It is a falsehood, a lie, a trick. Loki is good at them, has _always_ been good at them, and this must be one too – he is himself, Loki son of Odin, Sovereign Prince of Asgard and Protector of the Realm. A good student, a boy who loved playing ball, and making mischief, and telling jokes at his brother’s expense just to make Lady Sif laugh. _It must be a falsehood._ Loki is good at falsehoods, but he cannot see deceit in the warrior’s face. Rather, he sees the echoes of – his eyes, that laughing blue, and the upturn of his nose. Arrogance, too, though it’s softened by the helm he wears, heavy on his shoulders and with it the responsibility of their realm. He sees good humor tempered by duty, and battle-weariness like Loki has only ever seen echoed in the identical blue of his father’s remaining eye.

None but the future king of Asgard could ever wield Mjolnir.

He does not understand what has happened, only that the man kneeling at his side is his stupid, short, funny and best brother.

Loki has only seen nine passes of the stars. His hands are small, his body is as it was when he went to sleep yesterday, here in the nursery with Thor in the bed across from his, who was always hiding his books of adventure and romance from Lady Hilda, as she was apt to scold him for reading such nonsense. He is overcome with dizziness, but when he blinks the warrior is still before him smiling that familiar smile. “I don’t understand,” he whispers, shaking his head as if the action could rattle an explanation free.

His father takes Loki’s other hand, turns it palm-up. As Loki watches, Pabbi touches a fingertip to the center where the life lines are closest and a glowing rune appears, a deep orange like the light of the setting sun, brilliant and beautiful. It tingles under his skin, though the feeling is secondary to the heat of it at his joints and the base of his neck. “This is the mark of Sigrun.” He closes Loki’s hand, and each fingertip glows softly before the color fades away. “You have been very ill, Loki. This was the last course of action available to us, and the only way we could save your life.”

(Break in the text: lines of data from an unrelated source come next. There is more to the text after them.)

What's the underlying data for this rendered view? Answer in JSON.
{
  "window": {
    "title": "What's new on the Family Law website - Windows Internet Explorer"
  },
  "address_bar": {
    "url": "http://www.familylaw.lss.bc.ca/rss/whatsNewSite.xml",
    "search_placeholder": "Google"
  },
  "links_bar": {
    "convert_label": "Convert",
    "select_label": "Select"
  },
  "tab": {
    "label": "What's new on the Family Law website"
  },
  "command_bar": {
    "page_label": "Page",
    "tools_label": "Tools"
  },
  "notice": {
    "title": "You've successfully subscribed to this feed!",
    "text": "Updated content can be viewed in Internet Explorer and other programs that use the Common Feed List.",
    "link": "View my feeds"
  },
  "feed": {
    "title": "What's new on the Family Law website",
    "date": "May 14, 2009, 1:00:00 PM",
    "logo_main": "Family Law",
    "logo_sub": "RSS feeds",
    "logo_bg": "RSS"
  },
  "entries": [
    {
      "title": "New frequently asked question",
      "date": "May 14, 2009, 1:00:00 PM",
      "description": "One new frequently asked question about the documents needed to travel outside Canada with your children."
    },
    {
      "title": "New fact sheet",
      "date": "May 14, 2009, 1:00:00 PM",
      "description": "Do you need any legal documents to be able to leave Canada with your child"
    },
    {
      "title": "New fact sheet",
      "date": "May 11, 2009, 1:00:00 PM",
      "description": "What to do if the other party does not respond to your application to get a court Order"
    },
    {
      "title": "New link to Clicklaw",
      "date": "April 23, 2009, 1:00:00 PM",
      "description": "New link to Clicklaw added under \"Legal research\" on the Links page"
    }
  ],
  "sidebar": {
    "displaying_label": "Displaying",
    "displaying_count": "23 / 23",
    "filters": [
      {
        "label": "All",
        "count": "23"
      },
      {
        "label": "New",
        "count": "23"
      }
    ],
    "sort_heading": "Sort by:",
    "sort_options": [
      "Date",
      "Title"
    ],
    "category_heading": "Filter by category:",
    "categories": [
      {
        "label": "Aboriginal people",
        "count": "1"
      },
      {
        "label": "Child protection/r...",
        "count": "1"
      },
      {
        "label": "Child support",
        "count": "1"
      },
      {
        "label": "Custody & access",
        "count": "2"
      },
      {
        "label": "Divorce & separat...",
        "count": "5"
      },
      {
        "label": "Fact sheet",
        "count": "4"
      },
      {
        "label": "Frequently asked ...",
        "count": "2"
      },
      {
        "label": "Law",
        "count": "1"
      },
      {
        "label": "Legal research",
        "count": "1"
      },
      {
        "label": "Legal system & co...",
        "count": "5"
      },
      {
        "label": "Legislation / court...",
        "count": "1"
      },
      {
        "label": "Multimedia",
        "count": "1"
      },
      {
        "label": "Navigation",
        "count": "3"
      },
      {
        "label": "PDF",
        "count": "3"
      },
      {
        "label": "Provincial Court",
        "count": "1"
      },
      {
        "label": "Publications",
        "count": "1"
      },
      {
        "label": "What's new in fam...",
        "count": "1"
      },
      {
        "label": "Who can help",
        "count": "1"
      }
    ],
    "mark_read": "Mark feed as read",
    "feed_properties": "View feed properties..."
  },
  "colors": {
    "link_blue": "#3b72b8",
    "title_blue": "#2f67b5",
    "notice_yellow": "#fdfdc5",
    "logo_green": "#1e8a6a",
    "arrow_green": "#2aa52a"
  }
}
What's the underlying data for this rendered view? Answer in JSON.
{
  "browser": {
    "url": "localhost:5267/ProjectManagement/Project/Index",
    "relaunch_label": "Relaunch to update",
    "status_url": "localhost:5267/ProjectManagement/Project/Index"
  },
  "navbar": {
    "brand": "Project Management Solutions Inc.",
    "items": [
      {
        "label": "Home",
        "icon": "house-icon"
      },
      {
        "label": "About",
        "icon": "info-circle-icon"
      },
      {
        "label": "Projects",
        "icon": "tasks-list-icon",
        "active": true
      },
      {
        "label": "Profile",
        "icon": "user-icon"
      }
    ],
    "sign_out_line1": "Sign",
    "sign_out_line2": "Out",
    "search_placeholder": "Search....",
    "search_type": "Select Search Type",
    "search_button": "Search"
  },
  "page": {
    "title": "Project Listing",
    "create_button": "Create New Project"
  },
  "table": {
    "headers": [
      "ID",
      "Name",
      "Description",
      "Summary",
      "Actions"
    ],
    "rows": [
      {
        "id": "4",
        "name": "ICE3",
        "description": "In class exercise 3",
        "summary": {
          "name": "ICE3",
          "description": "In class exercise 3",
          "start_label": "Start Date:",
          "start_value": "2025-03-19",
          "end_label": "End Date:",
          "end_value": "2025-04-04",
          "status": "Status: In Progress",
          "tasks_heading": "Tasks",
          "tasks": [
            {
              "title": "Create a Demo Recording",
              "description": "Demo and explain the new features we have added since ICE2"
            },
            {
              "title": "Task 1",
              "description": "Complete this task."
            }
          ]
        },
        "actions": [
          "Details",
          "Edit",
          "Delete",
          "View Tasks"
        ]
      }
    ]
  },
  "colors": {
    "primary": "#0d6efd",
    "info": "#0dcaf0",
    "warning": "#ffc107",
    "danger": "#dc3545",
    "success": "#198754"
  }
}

It seems impossible. It _is_ _impossible_. “I don’t understand.”

There is a deep arrow of sadness, an _anger_ in the warrior’s gaze that Loki doesn’t understand. There is so much that he doesn’t understand. “What is your last true memory?”

“Pabbi was holding a summit with the elves,” Loki says, staring at this man who would be his brother. “Thor and I slipped away from the palace proper to go to the market. We – we needed flax thread, the special one that Kieran’s pabbi sells at the tailor’s shop. Thor kept insisting on red, even though Mamma’s shawl is going to be blue. I’m making the dye with gooseberries and it has to be blue.”

The man’s face smooths now into a true smile. How could Loki had ever thought him to be anyone but his brother? The smile is unchanged on his face, wide as the swath of stars over Asgard. “We kept the dye cauldron in Sleipnir’s stable, because you knew it would be the last place anyone would look for it.”

When Loki and Thor had hauled the cauldron into the stables at the dead of night, the horse had looked deeply into his eyes, as if he understood all Loki told him and did not approve of their mischief. It had been but a shiver of magic in the center of his chest, had excited him into laughter.  “He’s nice to us if we give him sweets from the kitchens,” he says faintly. “I feared he would kick our heads. He didn’t like us there.”

“Indeed he did not,” Thor says, smiling, though with a terrible sadness in his countenance that Loki doesn’t understand.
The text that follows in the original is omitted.